Rajapaksa trying to get Wigneswaran to talk to TN on poaching

Sri Lankan President is trying to make the TNA to commit itself publicly to the cause of local Tamil fishermen who have been suffering greatly due to poaching by fishermen from Tamil Nadu.

Published: 21st October 2013 01:08 AM  |   Last Updated: 21st October 2013 01:08 AM   |  A+A-


Sri Lankan President Mahinda Rajapaksa is trying to make the Tamil National Alliance (TNA), which rules the Northern Province (NP), to commit itself publicly to the cause of local Tamil fishermen who have been suffering greatly due to poaching by fishermen from Tamil Nadu.

The President has asked NP Chief Minister C.V.Wigneswaran to take part in a meeting on the issue to be held in Jaffna very soon, sources close to the President confirmed on Sunday.
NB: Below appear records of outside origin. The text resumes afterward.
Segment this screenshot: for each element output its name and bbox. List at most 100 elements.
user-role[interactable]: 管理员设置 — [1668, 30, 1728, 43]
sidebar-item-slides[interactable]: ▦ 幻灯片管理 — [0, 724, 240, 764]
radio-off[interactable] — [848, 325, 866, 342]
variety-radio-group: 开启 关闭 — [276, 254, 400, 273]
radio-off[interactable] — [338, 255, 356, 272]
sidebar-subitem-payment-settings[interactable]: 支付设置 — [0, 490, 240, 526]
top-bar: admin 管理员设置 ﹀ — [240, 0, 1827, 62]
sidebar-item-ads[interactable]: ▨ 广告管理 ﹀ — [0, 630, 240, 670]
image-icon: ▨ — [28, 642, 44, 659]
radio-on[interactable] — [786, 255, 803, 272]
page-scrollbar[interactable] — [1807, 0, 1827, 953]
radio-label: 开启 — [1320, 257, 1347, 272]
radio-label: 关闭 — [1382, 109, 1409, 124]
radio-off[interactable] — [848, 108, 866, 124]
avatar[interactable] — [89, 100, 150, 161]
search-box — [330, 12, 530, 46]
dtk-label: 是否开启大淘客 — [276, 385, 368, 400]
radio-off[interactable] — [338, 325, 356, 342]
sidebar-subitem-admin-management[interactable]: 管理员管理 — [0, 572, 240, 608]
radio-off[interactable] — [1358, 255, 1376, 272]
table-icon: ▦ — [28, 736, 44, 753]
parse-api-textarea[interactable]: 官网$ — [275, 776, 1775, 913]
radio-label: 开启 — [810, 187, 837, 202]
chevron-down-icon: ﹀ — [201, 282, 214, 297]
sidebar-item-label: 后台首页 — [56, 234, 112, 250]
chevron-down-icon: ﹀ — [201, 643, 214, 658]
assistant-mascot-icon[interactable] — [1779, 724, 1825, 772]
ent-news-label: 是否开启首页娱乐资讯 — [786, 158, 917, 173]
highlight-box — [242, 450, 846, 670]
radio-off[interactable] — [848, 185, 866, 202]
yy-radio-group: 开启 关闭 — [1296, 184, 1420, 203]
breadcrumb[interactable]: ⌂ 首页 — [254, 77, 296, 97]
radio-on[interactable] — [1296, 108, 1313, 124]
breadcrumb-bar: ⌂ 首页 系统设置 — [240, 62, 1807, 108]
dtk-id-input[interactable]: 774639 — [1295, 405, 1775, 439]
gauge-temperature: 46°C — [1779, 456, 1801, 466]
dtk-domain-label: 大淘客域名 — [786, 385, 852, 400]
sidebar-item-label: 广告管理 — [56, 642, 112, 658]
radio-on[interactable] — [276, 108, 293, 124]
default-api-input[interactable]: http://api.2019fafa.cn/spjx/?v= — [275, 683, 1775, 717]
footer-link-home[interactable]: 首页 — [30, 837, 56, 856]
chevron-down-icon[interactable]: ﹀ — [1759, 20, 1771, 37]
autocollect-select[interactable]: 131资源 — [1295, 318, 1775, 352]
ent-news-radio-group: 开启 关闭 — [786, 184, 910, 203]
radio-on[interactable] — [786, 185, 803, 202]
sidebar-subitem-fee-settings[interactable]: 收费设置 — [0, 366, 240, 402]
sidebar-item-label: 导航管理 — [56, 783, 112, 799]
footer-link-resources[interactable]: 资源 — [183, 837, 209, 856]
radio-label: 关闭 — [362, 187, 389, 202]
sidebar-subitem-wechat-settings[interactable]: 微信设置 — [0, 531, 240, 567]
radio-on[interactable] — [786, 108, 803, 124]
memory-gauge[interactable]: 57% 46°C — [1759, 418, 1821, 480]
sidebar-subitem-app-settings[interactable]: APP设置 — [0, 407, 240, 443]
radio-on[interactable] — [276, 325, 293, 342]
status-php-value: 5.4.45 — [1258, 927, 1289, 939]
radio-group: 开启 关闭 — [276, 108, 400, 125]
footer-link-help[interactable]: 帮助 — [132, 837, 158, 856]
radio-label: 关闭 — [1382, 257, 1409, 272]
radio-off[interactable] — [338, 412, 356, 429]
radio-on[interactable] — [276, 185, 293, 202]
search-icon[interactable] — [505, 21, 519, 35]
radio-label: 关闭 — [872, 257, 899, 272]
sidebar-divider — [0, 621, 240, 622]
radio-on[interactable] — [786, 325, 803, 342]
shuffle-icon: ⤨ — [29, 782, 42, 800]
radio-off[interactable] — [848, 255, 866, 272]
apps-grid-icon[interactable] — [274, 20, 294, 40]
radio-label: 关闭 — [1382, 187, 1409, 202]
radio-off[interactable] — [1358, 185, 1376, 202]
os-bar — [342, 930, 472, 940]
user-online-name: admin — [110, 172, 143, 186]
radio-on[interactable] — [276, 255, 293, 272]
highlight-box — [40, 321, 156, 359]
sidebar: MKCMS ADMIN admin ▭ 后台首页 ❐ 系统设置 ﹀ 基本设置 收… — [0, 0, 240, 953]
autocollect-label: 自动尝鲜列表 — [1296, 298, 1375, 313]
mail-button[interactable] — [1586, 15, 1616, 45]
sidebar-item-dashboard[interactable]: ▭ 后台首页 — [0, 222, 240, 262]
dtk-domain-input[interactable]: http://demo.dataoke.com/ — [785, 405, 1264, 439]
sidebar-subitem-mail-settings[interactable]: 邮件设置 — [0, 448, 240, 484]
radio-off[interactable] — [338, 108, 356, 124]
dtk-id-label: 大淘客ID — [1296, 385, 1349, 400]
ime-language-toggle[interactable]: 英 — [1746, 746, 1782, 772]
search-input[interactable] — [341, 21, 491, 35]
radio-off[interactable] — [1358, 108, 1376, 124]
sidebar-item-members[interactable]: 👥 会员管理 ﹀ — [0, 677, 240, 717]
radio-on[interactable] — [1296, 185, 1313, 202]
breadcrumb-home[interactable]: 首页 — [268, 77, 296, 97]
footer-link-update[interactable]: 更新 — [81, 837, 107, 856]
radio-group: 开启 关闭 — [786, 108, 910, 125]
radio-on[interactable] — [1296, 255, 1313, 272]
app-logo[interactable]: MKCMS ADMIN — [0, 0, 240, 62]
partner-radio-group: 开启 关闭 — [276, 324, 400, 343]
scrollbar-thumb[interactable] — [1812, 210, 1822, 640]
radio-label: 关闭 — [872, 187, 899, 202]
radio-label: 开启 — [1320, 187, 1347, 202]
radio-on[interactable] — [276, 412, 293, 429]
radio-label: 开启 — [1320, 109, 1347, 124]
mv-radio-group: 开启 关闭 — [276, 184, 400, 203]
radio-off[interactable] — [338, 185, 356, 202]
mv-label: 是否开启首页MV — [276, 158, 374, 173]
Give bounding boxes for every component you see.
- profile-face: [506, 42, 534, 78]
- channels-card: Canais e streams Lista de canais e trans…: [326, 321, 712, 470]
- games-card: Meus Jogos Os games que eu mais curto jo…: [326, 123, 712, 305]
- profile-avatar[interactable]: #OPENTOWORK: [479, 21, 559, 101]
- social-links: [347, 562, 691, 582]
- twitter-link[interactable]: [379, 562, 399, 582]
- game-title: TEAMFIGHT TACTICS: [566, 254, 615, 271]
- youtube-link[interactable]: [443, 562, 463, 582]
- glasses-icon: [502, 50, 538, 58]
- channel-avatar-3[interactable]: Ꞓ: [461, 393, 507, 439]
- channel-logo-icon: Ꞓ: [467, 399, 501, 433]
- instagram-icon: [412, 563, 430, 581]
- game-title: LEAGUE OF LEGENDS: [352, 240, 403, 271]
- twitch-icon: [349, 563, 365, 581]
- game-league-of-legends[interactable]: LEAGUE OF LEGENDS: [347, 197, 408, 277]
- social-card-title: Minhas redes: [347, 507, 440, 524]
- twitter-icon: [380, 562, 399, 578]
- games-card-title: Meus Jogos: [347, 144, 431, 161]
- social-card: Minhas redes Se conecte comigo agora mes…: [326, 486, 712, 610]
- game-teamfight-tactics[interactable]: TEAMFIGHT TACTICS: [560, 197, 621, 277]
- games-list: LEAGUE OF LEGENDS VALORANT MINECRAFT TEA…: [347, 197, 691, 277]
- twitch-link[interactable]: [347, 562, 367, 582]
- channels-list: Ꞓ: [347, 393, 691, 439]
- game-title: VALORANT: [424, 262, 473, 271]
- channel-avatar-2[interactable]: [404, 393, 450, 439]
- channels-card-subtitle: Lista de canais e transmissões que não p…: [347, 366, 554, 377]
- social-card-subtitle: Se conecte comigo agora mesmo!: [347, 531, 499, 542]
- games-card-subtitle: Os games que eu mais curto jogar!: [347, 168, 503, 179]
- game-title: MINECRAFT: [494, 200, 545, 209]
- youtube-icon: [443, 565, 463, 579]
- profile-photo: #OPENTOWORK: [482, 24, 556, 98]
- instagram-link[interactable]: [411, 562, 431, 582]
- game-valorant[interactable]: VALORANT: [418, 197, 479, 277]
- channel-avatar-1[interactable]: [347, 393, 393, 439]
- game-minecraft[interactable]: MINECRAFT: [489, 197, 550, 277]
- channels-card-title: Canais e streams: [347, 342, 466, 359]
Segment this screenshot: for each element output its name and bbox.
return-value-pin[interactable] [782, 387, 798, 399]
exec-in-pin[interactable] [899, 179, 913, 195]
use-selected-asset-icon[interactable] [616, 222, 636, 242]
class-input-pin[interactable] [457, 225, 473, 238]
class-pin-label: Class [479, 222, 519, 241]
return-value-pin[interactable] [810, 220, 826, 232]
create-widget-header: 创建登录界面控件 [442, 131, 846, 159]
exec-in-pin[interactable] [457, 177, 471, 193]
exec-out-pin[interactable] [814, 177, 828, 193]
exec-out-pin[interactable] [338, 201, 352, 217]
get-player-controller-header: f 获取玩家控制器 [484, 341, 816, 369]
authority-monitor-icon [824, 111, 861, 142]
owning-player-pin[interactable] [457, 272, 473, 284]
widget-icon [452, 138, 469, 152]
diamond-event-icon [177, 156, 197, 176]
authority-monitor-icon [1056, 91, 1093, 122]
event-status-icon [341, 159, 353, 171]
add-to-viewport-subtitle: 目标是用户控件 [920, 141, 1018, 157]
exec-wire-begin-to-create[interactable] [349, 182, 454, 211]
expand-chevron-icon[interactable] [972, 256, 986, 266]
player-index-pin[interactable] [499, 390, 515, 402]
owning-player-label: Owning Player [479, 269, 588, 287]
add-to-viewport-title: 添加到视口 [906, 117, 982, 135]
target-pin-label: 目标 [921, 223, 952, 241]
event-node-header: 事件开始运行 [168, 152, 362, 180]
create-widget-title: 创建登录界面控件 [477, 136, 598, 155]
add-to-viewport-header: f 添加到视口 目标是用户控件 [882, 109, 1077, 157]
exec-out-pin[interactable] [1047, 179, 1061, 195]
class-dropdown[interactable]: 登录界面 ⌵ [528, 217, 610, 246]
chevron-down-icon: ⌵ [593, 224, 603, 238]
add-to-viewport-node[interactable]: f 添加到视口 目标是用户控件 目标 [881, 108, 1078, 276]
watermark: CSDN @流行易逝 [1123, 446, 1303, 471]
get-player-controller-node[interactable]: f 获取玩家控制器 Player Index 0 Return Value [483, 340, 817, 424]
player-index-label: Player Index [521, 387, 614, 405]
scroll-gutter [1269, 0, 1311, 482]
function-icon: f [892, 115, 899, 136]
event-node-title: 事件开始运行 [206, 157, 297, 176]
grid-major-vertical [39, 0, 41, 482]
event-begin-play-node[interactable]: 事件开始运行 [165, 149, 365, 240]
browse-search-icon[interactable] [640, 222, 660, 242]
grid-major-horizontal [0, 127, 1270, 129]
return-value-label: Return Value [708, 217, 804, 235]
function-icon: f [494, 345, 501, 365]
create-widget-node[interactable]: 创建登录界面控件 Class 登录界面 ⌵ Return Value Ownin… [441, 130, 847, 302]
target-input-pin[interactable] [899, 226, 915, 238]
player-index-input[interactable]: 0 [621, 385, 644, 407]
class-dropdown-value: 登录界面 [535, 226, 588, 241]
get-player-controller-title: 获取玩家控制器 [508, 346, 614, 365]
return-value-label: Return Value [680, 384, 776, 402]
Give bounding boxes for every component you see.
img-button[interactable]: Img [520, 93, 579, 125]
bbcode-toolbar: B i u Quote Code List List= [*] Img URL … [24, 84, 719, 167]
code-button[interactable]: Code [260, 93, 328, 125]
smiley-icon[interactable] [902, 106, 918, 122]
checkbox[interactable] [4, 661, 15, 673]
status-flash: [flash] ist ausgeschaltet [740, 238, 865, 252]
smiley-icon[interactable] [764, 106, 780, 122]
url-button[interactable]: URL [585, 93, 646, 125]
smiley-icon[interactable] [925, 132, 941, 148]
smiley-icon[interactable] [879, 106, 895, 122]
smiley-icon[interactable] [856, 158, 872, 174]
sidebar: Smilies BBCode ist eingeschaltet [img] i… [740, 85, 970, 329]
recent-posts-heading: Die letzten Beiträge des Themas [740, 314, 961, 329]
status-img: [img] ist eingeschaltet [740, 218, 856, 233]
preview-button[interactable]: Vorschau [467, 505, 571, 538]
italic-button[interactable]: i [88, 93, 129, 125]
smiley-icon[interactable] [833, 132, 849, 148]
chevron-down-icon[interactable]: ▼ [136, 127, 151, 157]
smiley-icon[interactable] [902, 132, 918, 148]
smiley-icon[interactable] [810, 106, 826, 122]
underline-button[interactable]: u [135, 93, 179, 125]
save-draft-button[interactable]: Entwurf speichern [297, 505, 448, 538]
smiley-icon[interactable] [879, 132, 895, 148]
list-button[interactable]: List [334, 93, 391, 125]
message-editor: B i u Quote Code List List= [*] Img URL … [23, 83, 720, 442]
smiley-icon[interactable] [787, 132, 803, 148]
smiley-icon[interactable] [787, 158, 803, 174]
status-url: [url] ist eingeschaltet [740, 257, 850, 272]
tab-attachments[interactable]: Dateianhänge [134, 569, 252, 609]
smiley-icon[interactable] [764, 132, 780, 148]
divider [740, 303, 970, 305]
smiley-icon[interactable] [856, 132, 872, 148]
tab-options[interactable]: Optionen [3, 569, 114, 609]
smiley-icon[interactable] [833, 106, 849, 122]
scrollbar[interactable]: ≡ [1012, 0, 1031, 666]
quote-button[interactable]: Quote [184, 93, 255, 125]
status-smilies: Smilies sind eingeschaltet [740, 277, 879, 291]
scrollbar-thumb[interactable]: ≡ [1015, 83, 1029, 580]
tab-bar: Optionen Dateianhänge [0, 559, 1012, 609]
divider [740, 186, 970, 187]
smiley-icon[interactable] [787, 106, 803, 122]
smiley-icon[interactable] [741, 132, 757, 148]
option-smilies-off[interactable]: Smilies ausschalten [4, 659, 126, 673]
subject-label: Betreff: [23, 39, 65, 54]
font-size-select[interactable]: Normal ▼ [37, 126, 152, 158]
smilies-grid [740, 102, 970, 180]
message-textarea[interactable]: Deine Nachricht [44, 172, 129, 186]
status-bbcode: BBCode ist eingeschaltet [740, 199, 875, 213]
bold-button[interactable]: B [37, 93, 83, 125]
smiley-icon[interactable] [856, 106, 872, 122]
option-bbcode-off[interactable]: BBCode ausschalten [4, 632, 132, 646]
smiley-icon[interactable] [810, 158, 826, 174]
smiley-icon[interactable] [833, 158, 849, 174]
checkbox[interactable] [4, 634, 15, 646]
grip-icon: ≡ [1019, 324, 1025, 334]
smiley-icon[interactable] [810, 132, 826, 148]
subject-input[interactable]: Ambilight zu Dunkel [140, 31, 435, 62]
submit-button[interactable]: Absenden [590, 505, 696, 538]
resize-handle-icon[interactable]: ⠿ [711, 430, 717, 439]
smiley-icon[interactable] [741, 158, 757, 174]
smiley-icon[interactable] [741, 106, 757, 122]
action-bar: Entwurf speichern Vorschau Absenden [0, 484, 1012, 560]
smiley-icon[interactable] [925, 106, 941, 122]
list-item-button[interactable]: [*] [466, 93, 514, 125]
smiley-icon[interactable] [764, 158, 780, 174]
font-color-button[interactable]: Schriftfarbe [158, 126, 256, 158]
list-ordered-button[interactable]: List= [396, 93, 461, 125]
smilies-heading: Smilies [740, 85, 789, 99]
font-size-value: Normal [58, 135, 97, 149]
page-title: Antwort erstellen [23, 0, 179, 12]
The local stakeholders’ meeting is to be chaired by the Lankan Fisheries Minister, Dr.Rajitha Senarartne.  

Sources told Express that Rajapaksa had two objectives in mind when he did this: (a) forcing Wigneswaran and the TNA to commit themselves to the Lankan position on poaching, and not keep silent to please Tamil Nadu politicians on whose support they depend a great deal; (b) getting  Wigneswaran and the TNA to use their “influence” in Tamil Nadu to get the state and its Chief Minister to discuss the issue and arrive at a settlement instead of inflaming passions to serve a political end.

Indeed, TNA leaders have been reluctant to publicly commit themselves to the cause of their own fishermen because they fear that it will alienate them from TN, whose support is considered vital in their fight for political rights in Lanka.Chief Minister Wigneswaran recently said that the only way out of the impasse was for the Indian and Lankan governments to help the fishermen of the two countries to take to deep sea fishing instead for competing for the slender resources of the narrow Palk Strait.

But this does not satisfy the Lankan government, which wants India to explicitly respect its sovereign right over the Lankan side of the IMBL. As for the Northern fishermen, they find the deep-sea fishing proposal far-fetched.

Rajapaksa knows that New Delhi is not an impediment, as Foreign Minister Salman Khurshid’s recent visit clearly showed. Since TN is the problem, Rajapaksa wants the negotiations to be held in TN and wants Wigneswaran to facilitate. There is a political dimension to this: If Wigneswaran fails on this front, the North Lankan fishermen will get alienated from the TNA and swing to Rajapaksa’s party.